Doha: A Great Evening for Kenyans, by Justin Lagat, note by Larry Eder

Our friend, Justin Lagat wrote this piece after watching his countrymen and women do so well in the first Diamond League Meeting, held in Qatar on Friday night, May 10, 2013! 

David Rudisha wins in Doha, 1:43.97, photo courtesy of IAAF, Laurel International Management

There are all kinds of people in this world. There are those who can storm into a room and demand for whatever they want without even caring to look around first and see what the rest are doing! It so happened as we watched the Doha Diamond League at a hotel here in Eldoret that a guy hurried into the hotel room, looked at his wrist watch, ordered a mug of tea and asked the attendant to change the channel because he wanted to watch the news! I won't say much of what ensued after that. All I can say is that it is always good to be among the majority in the house and that is why we (a group of athletes) were able to have our way.

This year's Doha event was one of the best events I have ever watched, with great exciting performances by Lydiah Chepkurui in the 3000m steeple chase, Amantle Montsho in the 400m, David Rudisha in the 800m, Asbel Kiprop in the 1500m, Dawn Harper in the 100m hurdles and Hagos Gebrihwet with his great finish in the 3000m. Even though she finished second, Faith Chepng'etich was the athlete that impressed me the most. The huge crowds that were clad in Kenyan colors in the stadium were also very encouraging, especially to the athletes in general and to the patriotism of the nation. Indeed, it was another great evening for Kenyans.

The 1500m women's race started with a fast pace that was maintained for almost the entire distance and increased a little bit in the last lap. Given the stars that were in the field, with Abeba Aregawi and Genzebe Dibaba maintaining a blistering lead, Faith Chepng'etich appeared to be the odd one out there in terms of seniority and experience. She was the only junior in the race. The finishing kick employed by the two leaders in the last 300m was devastating, but Faith kept her faith and hung on. As Genzebe's sprint began to falter in the last 100m, she overlapped her and secured herself a second position behind the Ethiopian-born Swedish winner.

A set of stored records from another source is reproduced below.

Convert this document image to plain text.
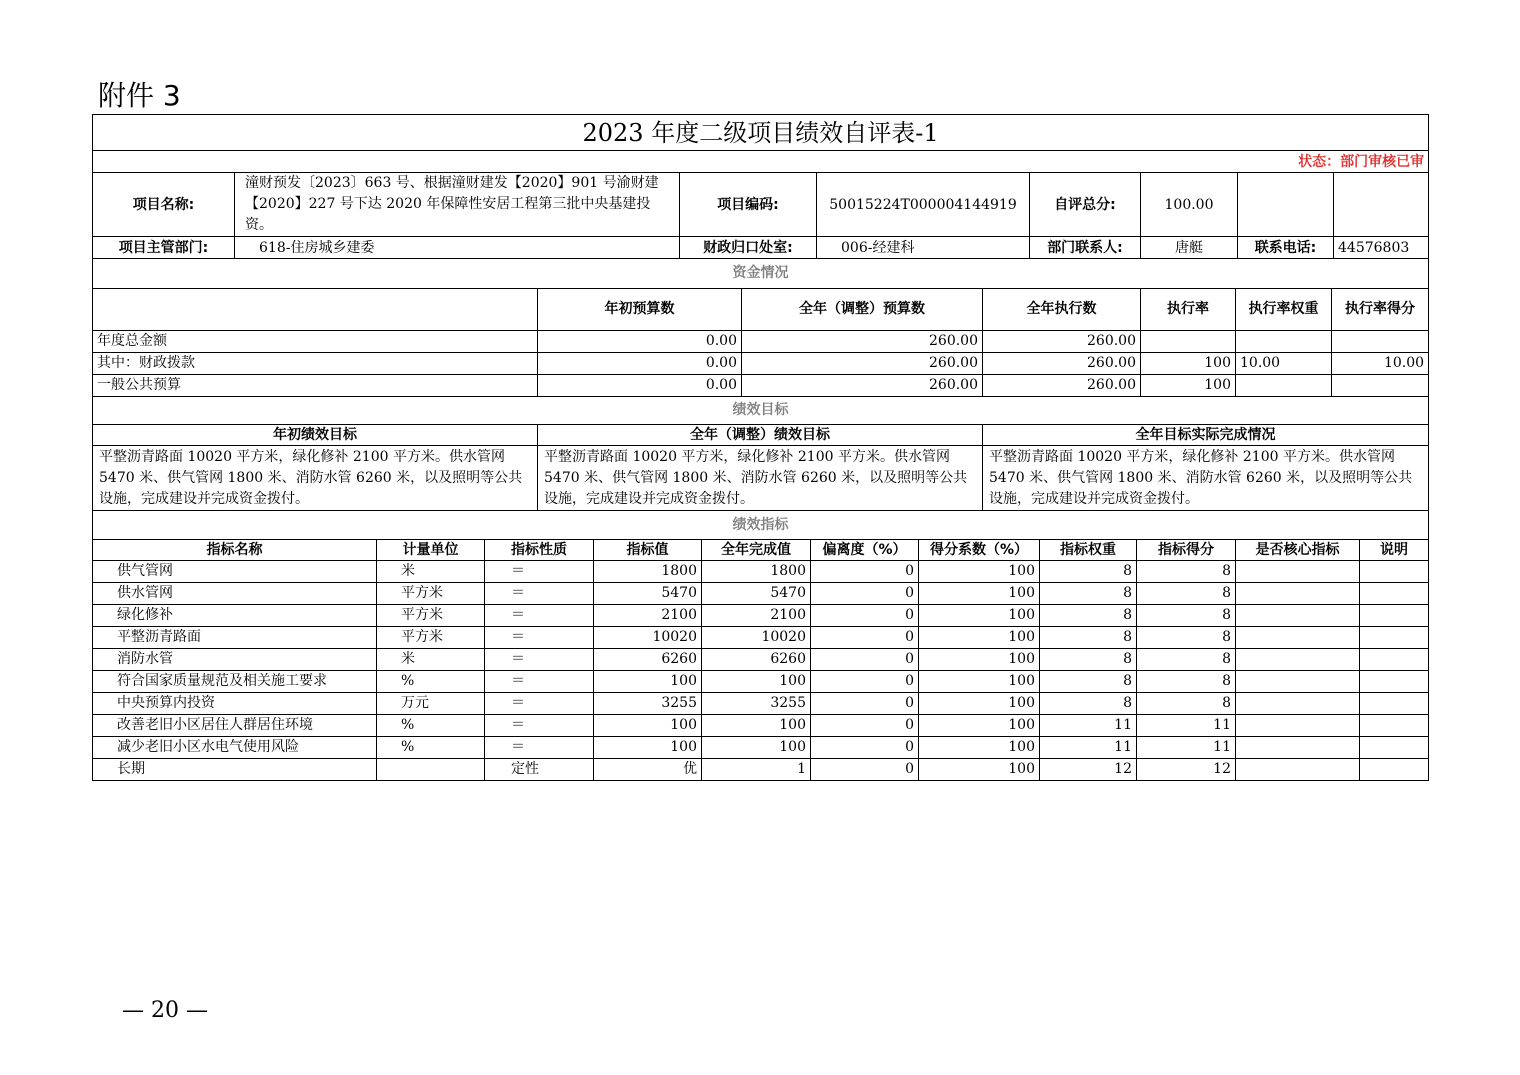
附件 3
2023 年度二级项目绩效自评表-1							
状态：部门审核已审							
项目名称:	潼财预发〔2023〕663 号、根据潼财建发【2020】901 号渝财建【2020】227 号下达 2020 年保障性安居工程第三批中央基建投资。	项目编码:	50015224T000004144919	自评总分:	100.00		
项目主管部门:	618-住房城乡建委	财政归口处室:	006-经建科	部门联系人:	唐艇	联系电话:	44576803
资金情况						
	年初预算数	全年（调整）预算数	全年执行数	执行率	执行率权重	执行率得分
年度总金额	0.00	260.00	260.00			
其中：财政拨款	0.00	260.00	260.00	100	10.00	10.00
一般公共预算	0.00	260.00	260.00	100		
绩效目标		
年初绩效目标	全年（调整）绩效目标	全年目标实际完成情况
平整沥青路面 10020 平方米，绿化修补 2100 平方米。供水管网 5470 米、供气管网 1800 米、消防水管 6260 米，以及照明等公共设施，完成建设并完成资金拨付。	平整沥青路面 10020 平方米，绿化修补 2100 平方米。供水管网 5470 米、供气管网 1800 米、消防水管 6260 米，以及照明等公共设施，完成建设并完成资金拨付。	平整沥青路面 10020 平方米，绿化修补 2100 平方米。供水管网 5470 米、供气管网 1800 米、消防水管 6260 米，以及照明等公共设施，完成建设并完成资金拨付。
绩效指标										
指标名称	计量单位	指标性质	指标值	全年完成值	偏离度（%）	得分系数（%）	指标权重	指标得分	是否核心指标	说明
供气管网	米	＝	1800	1800	0	100	8	8		
供水管网	平方米	＝	5470	5470	0	100	8	8		
绿化修补	平方米	＝	2100	2100	0	100	8	8		
平整沥青路面	平方米	＝	10020	10020	0	100	8	8		
消防水管	米	＝	6260	6260	0	100	8	8		
符合国家质量规范及相关施工要求	%	＝	100	100	0	100	8	8		
中央预算内投资	万元	＝	3255	3255	0	100	8	8		
改善老旧小区居住人群居住环境	%	＝	100	100	0	100	11	11		
减少老旧小区水电气使用风险	%	＝	100	100	0	100	11	11		
长期		定性	优	1	0	100	12	12		
— 20 —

The men's 800m race was also great, only that it was perhaps too much of what was expected. It just happened like it usually happens when Rudisha is in a race. Always count on him to hit the front just behind the pace maker as soon as they cross the lane barriers. And while the rest of the athletes behind him would seem to be struggling, he would appear to be taking it easy with his long strides at the front. It was just like that in Doha, only that this time round it was as if he never wanted to give it all in his strength judging from the way he kept increasing his pace slightly when his competitors neared him, unlike the other times when he would be running alone far ahead of the rest.

Lydiah Chepkurui, who was not one of the perceived favorites to win the 3000m steeple chase race, came with another sweet surprise victory to the Kenyan fans. After Milcah Chemos began to lose ground to the leaders as they came to the bell, a number of us began to lose hope of a Kenyan win. However, Lydiah began to surge forward with about 200m to go taking Sofia Assefa and Hiwot Ayalew, both from Ethiopian, by surprise. She went on to win the race in a record time of 9:13:75 and her joy could not be hidden as she went ahead to receive a number of hugs from her fans.

As it came to the men's 3000m, it was as though it was finally the turn of every athlete in the hotel watching the event with me. We all -regularly or irregularly- belonged to Thomas Longosiwa's training group and his performance was going to show us how effective our training has been. The first kilometer was crossed in 2:29 and the fact that Longosiwa was still there meant a lot to us. A few weeks ago, we had actually tried to run a 2:32 in a few 1km intervals at Chepkoilel Stadium in Eldoret and fell short of it by an average of 3 seconds, including Longosiwa himself. It meant that better times can be posted in a good track and a lower altitude, and that the times posted in Eldoret should not discourage anyone. However, we also observed that much remains to be done about the finishing sprints as we saw Hagos Gebrihwet open a big gap in the last lap to win the race as Longosiwa came in second.
There is a saying that whoever is currently at the lead, will not necessarily be the first one to arrive at the destination. 

There are many more IAAF Diamond League meetings ahead and we wait to see whether the current leaders will continue to win throughout the season.